Генератор храпа

Ади Гамольский
     Одно  время на российском телевидении появилась новая  звезда – гуру и пропагандист здорового образа жизни Геннадий Петрович Малахов. Он утверждал, что практически все болезни не очень трудно вылечить, если только самому хорошо постараться. К слову сказать, причём безо всякой иронии, у этого вроде бы заурядного мужичка, но с умными глазами, порядка полусотни книг об оздоровлении организма  и море примеров того, как люди сами себя успешно излечивают. Так, что я ему очень даже верю. В одной из его передач авторитетные люди утверждали, что храп во сне – совсем  не шуточки, а, скорее всего сигнал того, что в организме начинает происходить что-то неладное. И можно очень даже запросто однажды во сне, фигурально выражаясь, «откинуть копыта».
   За время многочисленных командировок, а также пребывания в местах совместного сна, типа – общежитие, казарма, залы ожидания, гостиничные холлы и т.п., мне приходилось встречаться с самыми разнообразными видами храпа. Да и сам, честно говоря, грешен. Но, то о чём хочу рассказать – случай особенный.
  Лёнька во сне храпел. Вообще-то сказать, что храпел – это фактически ничего не сказать. Да он и сам утверждал, что совсем  не храпит, а только спит вслух. Но, то,   что он генерировал своими органами дыхания, не подходило ни под одно из существующих определений  волновых колебаний, издаваемых источниками звука. Это была некая какофония, некий грохот, возникающий в пустом, ещё не работающем цехе, когда там бригадой подвыпивших слесарей с матюгами и воплями идёт  монтаж громоздкого оборудования, к тому же с использованием цепных полиспастов  (типа «козёл»),    К этому же грохоту добавлялись звуки, похожие на вздохи, бормотанье (вот откуда заветное словечко «бормотуха»!) и урчание  бродящего молодого вина в бочках в громадном гулком подвале, по которому эти бочки периодически ещё и перекатывают с места на место. Спать в соседней с ним палатке было равносильно тому,  что спать под крылом реактивного лайнера.
   Когда же «...тиха украинская ночь, прозрачно небо, звезды блещут, своей дремоты превозмочь не может воздух...» и внезапно из его палатки начинает доносится рёв, скрежет и завывание, рычание и стоны, причмокивания, вздохи, присвистывания и какое-то бульканье, то мысли сидящих у костра невольных слушателей перестраиваются с песенно-лирического на минорный и даже трагический лад. Непроизвольно возникают картины ада и описание жутких сцен пыток душ грешников из «Энеиды» Котляревского. Добавьте к этому живущий своей ночной жизнью  лес,  стеной окружающей со всех сторон крохотный островок огня, и у особо впечатлительных слушателей этой ночной симфонии начинают шевелиться волосы на голове и бегать мурашки по телу.
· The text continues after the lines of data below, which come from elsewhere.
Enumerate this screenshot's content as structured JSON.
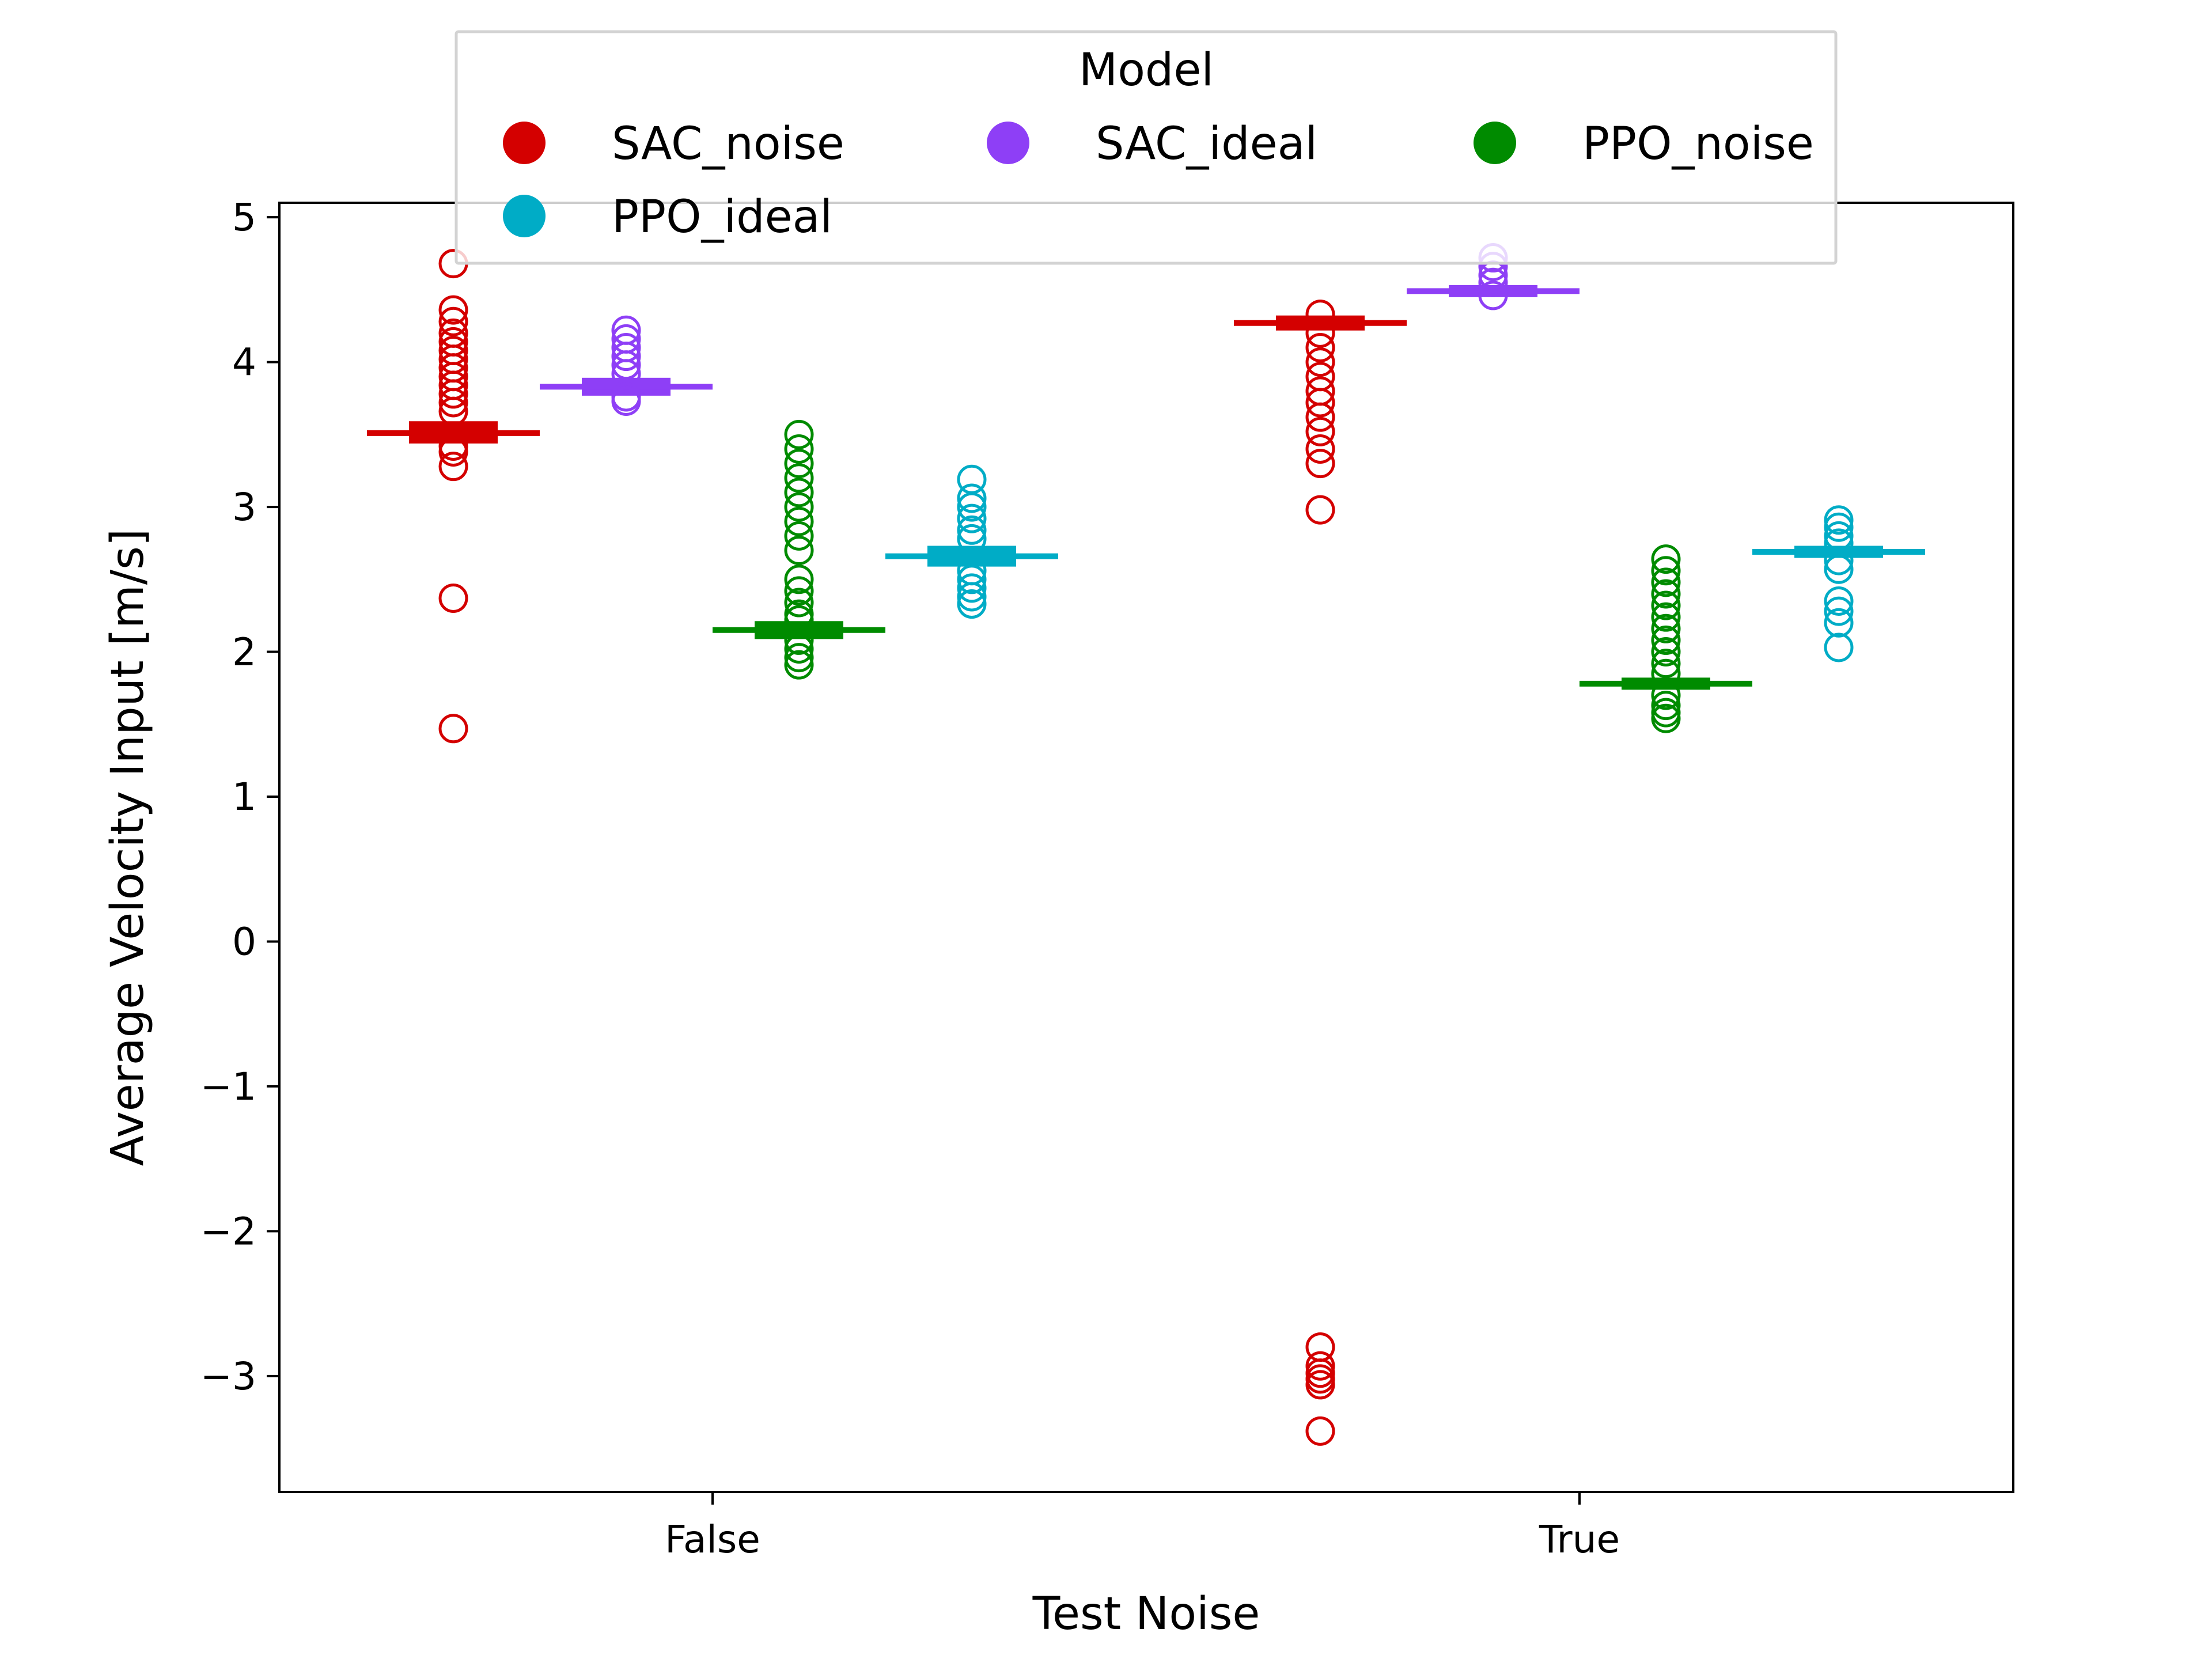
{
  "chart_data": {
    "type": "boxplot",
    "xlabel": "Test Noise",
    "ylabel": "Average Velocity Input [m/s]",
    "categories": [
      "False",
      "True"
    ],
    "ylim": [
      -3.8,
      5.1
    ],
    "yticks": [
      5,
      4,
      3,
      2,
      1,
      0,
      -1,
      -2,
      -3
    ],
    "ytick_labels": [
      "5",
      "4",
      "3",
      "2",
      "1",
      "0",
      "−1",
      "−2",
      "−3"
    ],
    "grid": false,
    "legend": {
      "title": "Model",
      "placement": "top-center",
      "columns": 3
    },
    "series": [
      {
        "name": "SAC_noise",
        "color": "#d40000",
        "boxes": [
          {
            "category": "False",
            "median": 3.51,
            "q1": 3.47,
            "q3": 3.56,
            "outliers": [
              4.68,
              4.36,
              4.28,
              4.2,
              4.14,
              4.08,
              4.02,
              3.96,
              3.9,
              3.84,
              3.78,
              3.72,
              3.66,
              3.42,
              3.38,
              3.28,
              2.37,
              1.47
            ]
          },
          {
            "category": "True",
            "median": 4.27,
            "q1": 4.25,
            "q3": 4.29,
            "outliers": [
              4.33,
              4.2,
              4.1,
              4.0,
              3.9,
              3.8,
              3.72,
              3.62,
              3.52,
              3.4,
              3.3,
              2.98,
              -2.8,
              -2.93,
              -2.98,
              -3.02,
              -3.06,
              -3.38
            ]
          }
        ]
      },
      {
        "name": "SAC_ideal",
        "color": "#8e3ff6",
        "boxes": [
          {
            "category": "False",
            "median": 3.83,
            "q1": 3.8,
            "q3": 3.86,
            "outliers": [
              4.22,
              4.16,
              4.1,
              4.04,
              3.98,
              3.92,
              3.76,
              3.73
            ]
          },
          {
            "category": "True",
            "median": 4.49,
            "q1": 4.48,
            "q3": 4.5,
            "outliers": [
              4.72,
              4.66,
              4.6,
              4.55,
              4.46
            ]
          }
        ]
      },
      {
        "name": "PPO_noise",
        "color": "#008b00",
        "boxes": [
          {
            "category": "False",
            "median": 2.15,
            "q1": 2.12,
            "q3": 2.18,
            "outliers": [
              3.5,
              3.4,
              3.3,
              3.2,
              3.1,
              3.0,
              2.9,
              2.8,
              2.7,
              2.5,
              2.42,
              2.34,
              2.26,
              2.22,
              2.08,
              2.02,
              1.96,
              1.91
            ]
          },
          {
            "category": "True",
            "median": 1.78,
            "q1": 1.77,
            "q3": 1.79,
            "outliers": [
              2.64,
              2.56,
              2.48,
              2.4,
              2.32,
              2.24,
              2.16,
              2.08,
              2.0,
              1.92,
              1.85,
              1.7,
              1.63,
              1.58,
              1.54
            ]
          }
        ]
      },
      {
        "name": "PPO_ideal",
        "color": "#00acc6",
        "boxes": [
          {
            "category": "False",
            "median": 2.66,
            "q1": 2.62,
            "q3": 2.7,
            "outliers": [
              3.19,
              3.06,
              3.0,
              2.92,
              2.84,
              2.78,
              2.56,
              2.5,
              2.44,
              2.38,
              2.33
            ]
          },
          {
            "category": "True",
            "median": 2.69,
            "q1": 2.68,
            "q3": 2.7,
            "outliers": [
              2.91,
              2.86,
              2.8,
              2.75,
              2.63,
              2.57,
              2.35,
              2.28,
              2.2,
              2.03
            ]
          }
        ]
      }
    ]
  }
}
    Была у Лёньки еще одна неприятная черта характера: непонятно из каких соображений, но он обожал ставить свою палатку обязательно в самой гуще остальных. Так, что каждое вечерне-ночное распевание песен и трёп у костра вынуждены были происходить под аккомпанемент издаваемых им звуков. Причём, будто специально, со своим соло он вступал именно тогда, когда это было наименее уместно. Можно ли представить на минуточку песню «Милая моя» Ю.Визбора, исполняемую хором, под аккомпанемент гитары и в сопровождении Лёнькиного, извиняюсь, храпа? Да, ни в жисть!     Короче говоря, своим храпом он достал нас так, что  мы решили его проучить.
    Был очередной туристский слёт – событие во всех отношениях весьма приятное, уже хотя бы потому, что была возможность встретиться со старыми друзьями, пообщаться, поделиться новыми песнями. В те древние времена туристские, или, как сейчас принято называть, авторские песни распространялись исключительно, как в эпоху до исторического материализма – из уст в уста. Разумеется,  магнитофоны существовали, но это были стационарные монстры, громадных размеров, веса и стоимости. А тут такая возможность взаимного песенного обмена представлялась. Если бы не Лёнька! Вполне естественно, что свою палатку он поставил в непосредственной близости от палатки штаба слёта и невдалеке от центрального костра. Вначале, при  общей суматохе обустройства мы как-то этого и не заметили. Но вот хлопоты первого дня слёта немного поутихли, наступил тихий весенний вечер, в воздухе разлилась умиротворяющая благостная тишина, постепенно угомонились лесные птахи, готовясь к ночному отдыху. Вот уже появились обладатели гитар и начали неспешно размещаться у костра, раздались первые аккорды особенно нетерпеливых бардов... и в этот момент «включился» Лёнька!
     «Увертюру» он исполнил в стиле «адажио» - негромко и довольно спокойно,  будто разминая застоявшиеся губы и весь прочий голосовой аппарат: слегка повздыхал, посопел, почмокал губами, деликатно покашлял. Наконец, будто-бы убедившись, что слушатели соответственно настроились, выдал  первую руладу! Это было нечто! Моментально весь песенно-лирический настрой сидящих у костра исчез бесследно. Переносить костёр на другое место не хотелось никому, продолжать петь песни – было уже просто невозможно. И вдруг возникла идея, в мгновение ока объединившая всех!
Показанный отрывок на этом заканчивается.